Mapping arbitrary Selectables

SQLSoup can map any SQLAlchemy :class:`.Selectable` with the map
method. Let's map an :func:`.expression.select` object that uses an aggregate
function; we'll use the SQLAlchemy :class:`.Table` that SQLSoup
introspected as the basis. (Since we're not mapping to a simple
table or join, we need to tell SQLAlchemy how to find the
*primary key* which just needs to be unique within the select,
and not necessarily correspond to a *real* PK in the database.)::

    >>> from sqlalchemy import select, func
    >>> b = db.books._table
    >>> s = select([b.c.published_year, func.count('*').label('n')], from_obj=[b], group_by=[b.c.published_year])
    >>> s = s.alias('years_with_count')
    >>> years_with_count = db.map(s, primary_key=[s.c.published_year])
    >>> years_with_count.filter_by(published_year='1989').all()

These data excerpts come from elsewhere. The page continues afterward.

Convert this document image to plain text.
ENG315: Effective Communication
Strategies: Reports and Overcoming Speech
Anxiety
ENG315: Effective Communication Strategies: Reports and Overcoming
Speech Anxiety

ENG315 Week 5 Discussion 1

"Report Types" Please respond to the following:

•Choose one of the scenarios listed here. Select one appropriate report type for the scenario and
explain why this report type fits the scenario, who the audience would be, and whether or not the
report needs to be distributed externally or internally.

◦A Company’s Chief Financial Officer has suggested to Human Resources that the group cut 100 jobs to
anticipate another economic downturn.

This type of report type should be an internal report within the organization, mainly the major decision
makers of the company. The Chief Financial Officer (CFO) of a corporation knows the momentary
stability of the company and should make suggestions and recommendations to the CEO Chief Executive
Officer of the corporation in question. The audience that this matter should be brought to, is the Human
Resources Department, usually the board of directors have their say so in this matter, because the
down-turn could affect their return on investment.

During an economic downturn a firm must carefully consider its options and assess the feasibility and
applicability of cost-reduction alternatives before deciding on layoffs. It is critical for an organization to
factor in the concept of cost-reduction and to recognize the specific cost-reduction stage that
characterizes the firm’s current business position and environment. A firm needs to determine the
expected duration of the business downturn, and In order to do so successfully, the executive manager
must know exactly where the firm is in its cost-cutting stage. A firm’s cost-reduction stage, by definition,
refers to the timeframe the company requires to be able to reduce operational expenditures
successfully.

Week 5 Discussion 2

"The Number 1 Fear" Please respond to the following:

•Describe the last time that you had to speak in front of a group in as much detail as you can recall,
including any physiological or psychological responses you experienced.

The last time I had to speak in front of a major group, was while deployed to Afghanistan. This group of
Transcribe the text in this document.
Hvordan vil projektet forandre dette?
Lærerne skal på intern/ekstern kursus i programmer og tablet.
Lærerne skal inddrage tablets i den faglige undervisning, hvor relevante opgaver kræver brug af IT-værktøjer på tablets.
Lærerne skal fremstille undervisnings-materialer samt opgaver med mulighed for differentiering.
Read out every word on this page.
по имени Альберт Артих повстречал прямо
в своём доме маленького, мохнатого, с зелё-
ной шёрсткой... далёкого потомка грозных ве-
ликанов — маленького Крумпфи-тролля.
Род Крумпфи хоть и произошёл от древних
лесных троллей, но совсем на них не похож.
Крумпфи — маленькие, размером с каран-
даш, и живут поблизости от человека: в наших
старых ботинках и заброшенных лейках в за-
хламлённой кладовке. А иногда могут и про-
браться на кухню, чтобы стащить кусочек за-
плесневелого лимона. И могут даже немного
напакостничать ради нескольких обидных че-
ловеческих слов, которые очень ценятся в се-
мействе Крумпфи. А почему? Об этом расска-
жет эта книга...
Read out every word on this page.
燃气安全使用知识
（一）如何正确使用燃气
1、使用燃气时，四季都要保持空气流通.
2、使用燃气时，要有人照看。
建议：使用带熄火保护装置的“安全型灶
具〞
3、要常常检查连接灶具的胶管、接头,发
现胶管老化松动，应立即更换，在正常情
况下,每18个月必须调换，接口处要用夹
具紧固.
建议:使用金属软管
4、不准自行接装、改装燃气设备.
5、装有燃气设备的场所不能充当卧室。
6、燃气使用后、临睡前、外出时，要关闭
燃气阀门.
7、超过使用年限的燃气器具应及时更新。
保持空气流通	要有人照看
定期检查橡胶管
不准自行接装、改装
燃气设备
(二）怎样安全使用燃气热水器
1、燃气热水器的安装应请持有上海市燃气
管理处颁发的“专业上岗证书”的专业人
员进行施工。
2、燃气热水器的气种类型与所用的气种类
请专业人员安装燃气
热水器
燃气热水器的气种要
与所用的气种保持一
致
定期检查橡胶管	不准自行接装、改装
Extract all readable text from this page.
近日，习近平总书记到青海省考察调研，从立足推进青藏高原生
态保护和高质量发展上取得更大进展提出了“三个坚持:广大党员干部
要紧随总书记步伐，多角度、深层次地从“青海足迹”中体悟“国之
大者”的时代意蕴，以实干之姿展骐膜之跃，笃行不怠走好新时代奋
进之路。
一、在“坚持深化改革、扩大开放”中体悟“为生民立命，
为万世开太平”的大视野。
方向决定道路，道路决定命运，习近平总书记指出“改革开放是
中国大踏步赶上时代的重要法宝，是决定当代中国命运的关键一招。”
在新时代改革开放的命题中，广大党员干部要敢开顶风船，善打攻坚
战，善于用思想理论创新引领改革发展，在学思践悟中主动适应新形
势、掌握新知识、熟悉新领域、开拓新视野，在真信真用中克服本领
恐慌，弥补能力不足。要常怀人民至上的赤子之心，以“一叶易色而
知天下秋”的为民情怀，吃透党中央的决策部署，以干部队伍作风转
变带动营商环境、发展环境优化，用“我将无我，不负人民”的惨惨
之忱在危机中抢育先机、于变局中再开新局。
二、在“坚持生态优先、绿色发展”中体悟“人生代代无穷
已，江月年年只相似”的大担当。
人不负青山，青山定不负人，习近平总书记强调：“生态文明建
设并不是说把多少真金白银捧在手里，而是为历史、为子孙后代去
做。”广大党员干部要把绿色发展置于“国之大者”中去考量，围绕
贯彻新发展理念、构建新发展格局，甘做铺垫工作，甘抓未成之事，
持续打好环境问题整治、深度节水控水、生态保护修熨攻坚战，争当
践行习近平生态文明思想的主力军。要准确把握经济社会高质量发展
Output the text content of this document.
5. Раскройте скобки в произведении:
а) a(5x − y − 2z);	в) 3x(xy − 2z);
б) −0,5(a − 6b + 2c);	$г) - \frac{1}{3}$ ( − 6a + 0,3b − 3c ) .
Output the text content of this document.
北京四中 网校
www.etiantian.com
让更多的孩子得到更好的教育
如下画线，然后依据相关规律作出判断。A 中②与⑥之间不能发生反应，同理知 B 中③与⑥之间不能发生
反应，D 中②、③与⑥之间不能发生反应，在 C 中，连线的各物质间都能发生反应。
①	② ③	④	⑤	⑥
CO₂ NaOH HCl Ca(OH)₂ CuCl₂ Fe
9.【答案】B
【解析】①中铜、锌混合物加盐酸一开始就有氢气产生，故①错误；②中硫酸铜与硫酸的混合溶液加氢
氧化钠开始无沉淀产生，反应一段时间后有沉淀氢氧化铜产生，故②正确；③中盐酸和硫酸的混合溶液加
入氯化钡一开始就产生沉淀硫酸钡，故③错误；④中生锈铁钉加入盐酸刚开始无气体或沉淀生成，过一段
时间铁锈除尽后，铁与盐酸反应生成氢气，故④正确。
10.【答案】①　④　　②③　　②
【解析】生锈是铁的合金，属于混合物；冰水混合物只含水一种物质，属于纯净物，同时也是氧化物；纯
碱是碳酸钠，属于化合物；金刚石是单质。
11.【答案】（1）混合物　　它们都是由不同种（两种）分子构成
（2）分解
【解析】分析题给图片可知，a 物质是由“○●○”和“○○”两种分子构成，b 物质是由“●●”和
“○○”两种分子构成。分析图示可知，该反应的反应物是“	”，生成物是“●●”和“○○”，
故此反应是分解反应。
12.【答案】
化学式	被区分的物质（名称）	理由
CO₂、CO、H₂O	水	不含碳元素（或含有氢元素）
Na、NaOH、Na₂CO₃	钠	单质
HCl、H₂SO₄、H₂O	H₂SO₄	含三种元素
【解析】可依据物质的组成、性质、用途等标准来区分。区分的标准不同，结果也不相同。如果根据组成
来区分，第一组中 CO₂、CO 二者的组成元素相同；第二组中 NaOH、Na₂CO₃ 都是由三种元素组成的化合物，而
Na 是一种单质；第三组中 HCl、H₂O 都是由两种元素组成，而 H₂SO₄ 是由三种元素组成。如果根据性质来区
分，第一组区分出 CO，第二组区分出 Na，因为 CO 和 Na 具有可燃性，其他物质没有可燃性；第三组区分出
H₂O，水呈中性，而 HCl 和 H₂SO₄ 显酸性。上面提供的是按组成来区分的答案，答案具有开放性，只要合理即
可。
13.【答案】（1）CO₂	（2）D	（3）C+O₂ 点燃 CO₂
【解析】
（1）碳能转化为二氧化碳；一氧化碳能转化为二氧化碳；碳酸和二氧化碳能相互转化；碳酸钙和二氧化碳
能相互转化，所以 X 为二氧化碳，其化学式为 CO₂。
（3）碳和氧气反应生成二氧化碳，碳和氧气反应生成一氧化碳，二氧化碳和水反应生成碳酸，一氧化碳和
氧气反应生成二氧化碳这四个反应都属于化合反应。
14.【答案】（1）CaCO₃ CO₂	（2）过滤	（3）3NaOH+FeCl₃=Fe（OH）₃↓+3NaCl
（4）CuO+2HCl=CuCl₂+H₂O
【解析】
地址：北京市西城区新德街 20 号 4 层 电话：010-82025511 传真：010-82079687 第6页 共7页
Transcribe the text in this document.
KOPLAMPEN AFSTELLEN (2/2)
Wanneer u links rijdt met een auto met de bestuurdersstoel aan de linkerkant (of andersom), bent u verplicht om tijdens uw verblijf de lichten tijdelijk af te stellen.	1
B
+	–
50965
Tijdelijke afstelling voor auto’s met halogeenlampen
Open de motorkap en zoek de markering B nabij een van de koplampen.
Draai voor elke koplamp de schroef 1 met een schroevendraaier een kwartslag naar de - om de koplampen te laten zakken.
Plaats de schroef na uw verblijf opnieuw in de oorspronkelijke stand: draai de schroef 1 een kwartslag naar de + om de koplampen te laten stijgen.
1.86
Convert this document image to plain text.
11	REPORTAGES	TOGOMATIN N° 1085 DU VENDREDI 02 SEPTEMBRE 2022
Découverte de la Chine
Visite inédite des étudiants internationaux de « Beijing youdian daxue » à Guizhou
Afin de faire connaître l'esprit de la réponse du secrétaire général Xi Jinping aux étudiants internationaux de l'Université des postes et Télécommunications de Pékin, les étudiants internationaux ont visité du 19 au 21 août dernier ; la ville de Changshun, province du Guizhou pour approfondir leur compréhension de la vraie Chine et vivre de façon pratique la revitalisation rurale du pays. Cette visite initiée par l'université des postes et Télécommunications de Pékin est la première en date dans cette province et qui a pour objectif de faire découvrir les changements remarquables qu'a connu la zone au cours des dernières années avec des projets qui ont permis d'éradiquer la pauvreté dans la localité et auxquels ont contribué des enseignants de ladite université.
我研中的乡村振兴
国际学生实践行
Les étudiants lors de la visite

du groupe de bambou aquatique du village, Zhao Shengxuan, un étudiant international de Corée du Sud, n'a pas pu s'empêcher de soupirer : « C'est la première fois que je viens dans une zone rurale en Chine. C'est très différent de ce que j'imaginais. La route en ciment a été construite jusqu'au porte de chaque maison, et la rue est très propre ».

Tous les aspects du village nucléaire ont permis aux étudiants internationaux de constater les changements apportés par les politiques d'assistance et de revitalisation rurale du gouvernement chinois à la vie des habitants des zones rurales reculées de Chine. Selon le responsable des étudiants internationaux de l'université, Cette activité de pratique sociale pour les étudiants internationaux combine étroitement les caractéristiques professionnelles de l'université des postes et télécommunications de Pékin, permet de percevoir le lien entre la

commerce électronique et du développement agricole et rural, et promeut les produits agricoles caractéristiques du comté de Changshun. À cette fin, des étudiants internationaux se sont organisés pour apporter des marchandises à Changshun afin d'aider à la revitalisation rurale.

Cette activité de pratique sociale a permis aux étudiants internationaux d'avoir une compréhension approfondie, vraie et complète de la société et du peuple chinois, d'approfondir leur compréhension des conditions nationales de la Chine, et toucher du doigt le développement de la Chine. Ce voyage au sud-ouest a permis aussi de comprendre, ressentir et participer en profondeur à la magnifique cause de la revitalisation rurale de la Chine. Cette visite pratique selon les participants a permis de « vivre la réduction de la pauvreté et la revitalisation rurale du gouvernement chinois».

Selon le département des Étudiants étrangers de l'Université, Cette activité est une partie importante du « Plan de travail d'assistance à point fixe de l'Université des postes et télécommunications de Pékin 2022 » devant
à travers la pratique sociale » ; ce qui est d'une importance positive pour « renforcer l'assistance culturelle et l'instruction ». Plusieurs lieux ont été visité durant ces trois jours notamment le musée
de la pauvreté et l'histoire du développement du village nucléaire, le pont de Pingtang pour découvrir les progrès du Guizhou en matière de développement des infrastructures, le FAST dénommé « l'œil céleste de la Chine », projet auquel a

Obviously if we just wanted to get a list of counts associated with
book years once, raw SQL is going to be less work. The advantage of
mapping a Select is reusability, both standalone and in Joins. (And if
you go to full SQLAlchemy, you can perform mappings like this directly
to your object models.)

An easy way to save mapped selectables like this is to just hang them on
your db object::

    >>> db.years_with_count = years_with_count

Python is flexible like that!


SQLSoup works fine with SQLAlchemy's text construct, described
in :ref:`sqlexpression_text`. You can also execute textual SQL
directly using the :meth:`.SQLSoup.execute` method, which corresponds to the
:meth:`sqlalchemy.orm.session.Session.execute` method on the underlying :class:`sqlalchemy.orm.session.Session`. Expressions here
are expressed like :func:`sqlalchemy.sql.expression.text` constructs, using named parameters
with colons::

    >>> rp = db.execute('select name, email from users where name like :name order by name', name='%Bhargan%')
    >>> for name, email in rp.fetchall(): print name, email
    Bhargan Basepair basepair+nospam@example.edu

Or you can get at the current transaction's connection using
:meth:`.SQLSoup.connection`. This is the raw connection object which can
accept any sort of SQL expression or raw SQL string passed to
the database::

    >>> conn = db.connection()
    >>> conn.execute("'select name, email from users where name like ? order by name'", '%Bhargan%')

Dynamic table names

You can load a table whose name is specified at runtime with the
entity() method:

    >>> tablename = 'loans'
    >>> db.entity(tablename) == db.loans

entity() also takes an optional schema argument. If none is
specified, the default schema is used.